U.S. law enforcement workings have seized the sex marketplace website Backpage.com as part of an enforcement effect by the Federal Bureau of Investigation, according to a posting on the Backpage website on Friday.

A Phoenix FBI sanctioned said that there was “law enforcement activity” on Friday at the Sedona, Arizona up on of Michael Lacey, one of the founders of Backpage.

Glenn Milnor, FBI Special Power and Media Coordinator, referred further inquiries to the Department of Justice.

The Bailiwick of Justice will provide more information at 6 p.m. EDT, according to the website set, which said U.S. attorneys in Arizona and California, as well as the Justice Bank on’s section on child exploitation and obscenity and the California and Texas attorneys communal had supported shutting down the website.

Lawmakers and enforcement officials partake of been working to crack down on the site, which is used principally to sell sex and is the second largest classified ad service in the country after Craigslist.

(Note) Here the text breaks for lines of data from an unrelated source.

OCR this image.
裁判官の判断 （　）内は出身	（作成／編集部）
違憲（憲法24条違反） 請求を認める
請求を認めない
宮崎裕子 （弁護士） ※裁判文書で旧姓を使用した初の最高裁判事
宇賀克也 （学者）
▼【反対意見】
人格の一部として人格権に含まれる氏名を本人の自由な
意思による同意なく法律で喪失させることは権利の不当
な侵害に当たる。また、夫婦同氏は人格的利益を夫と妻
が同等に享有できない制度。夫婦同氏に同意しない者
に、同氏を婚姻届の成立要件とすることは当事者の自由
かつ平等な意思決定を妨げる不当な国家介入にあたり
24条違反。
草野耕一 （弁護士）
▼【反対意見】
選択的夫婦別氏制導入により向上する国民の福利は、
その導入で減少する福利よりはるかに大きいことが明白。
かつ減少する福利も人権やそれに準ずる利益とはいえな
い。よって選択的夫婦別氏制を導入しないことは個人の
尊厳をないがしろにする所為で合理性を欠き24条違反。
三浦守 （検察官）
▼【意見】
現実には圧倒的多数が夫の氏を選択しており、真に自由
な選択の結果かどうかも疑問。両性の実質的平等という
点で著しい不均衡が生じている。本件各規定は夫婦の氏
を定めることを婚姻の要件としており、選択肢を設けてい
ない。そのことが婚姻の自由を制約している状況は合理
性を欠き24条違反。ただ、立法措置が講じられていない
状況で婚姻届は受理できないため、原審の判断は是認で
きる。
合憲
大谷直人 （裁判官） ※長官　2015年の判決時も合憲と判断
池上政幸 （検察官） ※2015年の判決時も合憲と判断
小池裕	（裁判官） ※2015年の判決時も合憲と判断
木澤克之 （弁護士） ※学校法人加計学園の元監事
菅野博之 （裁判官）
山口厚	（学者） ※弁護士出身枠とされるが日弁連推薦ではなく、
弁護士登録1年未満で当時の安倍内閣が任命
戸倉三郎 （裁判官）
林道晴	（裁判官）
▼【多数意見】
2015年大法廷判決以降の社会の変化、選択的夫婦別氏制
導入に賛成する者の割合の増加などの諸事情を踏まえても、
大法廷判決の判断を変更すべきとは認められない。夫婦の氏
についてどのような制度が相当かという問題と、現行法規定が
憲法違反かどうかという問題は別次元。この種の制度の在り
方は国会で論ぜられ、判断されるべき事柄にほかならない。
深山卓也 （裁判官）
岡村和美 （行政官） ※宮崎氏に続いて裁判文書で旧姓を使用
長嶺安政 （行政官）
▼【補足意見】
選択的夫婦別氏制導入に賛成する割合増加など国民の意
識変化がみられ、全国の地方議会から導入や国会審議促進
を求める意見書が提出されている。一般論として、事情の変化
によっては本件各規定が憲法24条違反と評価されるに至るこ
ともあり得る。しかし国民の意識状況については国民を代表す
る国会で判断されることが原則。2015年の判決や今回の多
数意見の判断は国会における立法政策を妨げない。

Backpage and advocacy assemblages have argued that the ads are free speech protected by the U.S. Constitution.

The U.S. Senate out of date legislation last month making it easier for state prosecutors and sex-trafficking sufferers to sue social media networks, advertisers and others that fail to hold in check sex trafficking and other exploitative materials off their platforms.

Launched in 2004, Backpage has affiliates across the rural area and around the world, and by 2014 brought in annual revenue of $135 million, the New York Hours has reported.

The Supreme Court in January 2017 refused to consider reactivating a lawsuit against Backpage.com filed by three young women affirming the site facilitated their forced prostitution. But the site has since then balled a slew of other lawsuits alleging child sex trafficking.

The National Center for Nymphets and Exploited Children has told Congress that nearly three districts of the cases submitted to the center relate to ads posted on the site. The state of California has signified that 90 percent of the site’s income were attributable to “grown up ads.”

At the end of 2016, Texas and California attorneys general raided the company’s Dallas headquarters and collared chief executive Carl Ferrer and other former company bosses on pimping-related charges. But the judge in the case ruled that the site was conserved by the First Amendment, and the site should not be liable for the speech of third interests.

The states’ attorney generals did not immediately comment on Friday’s seizure.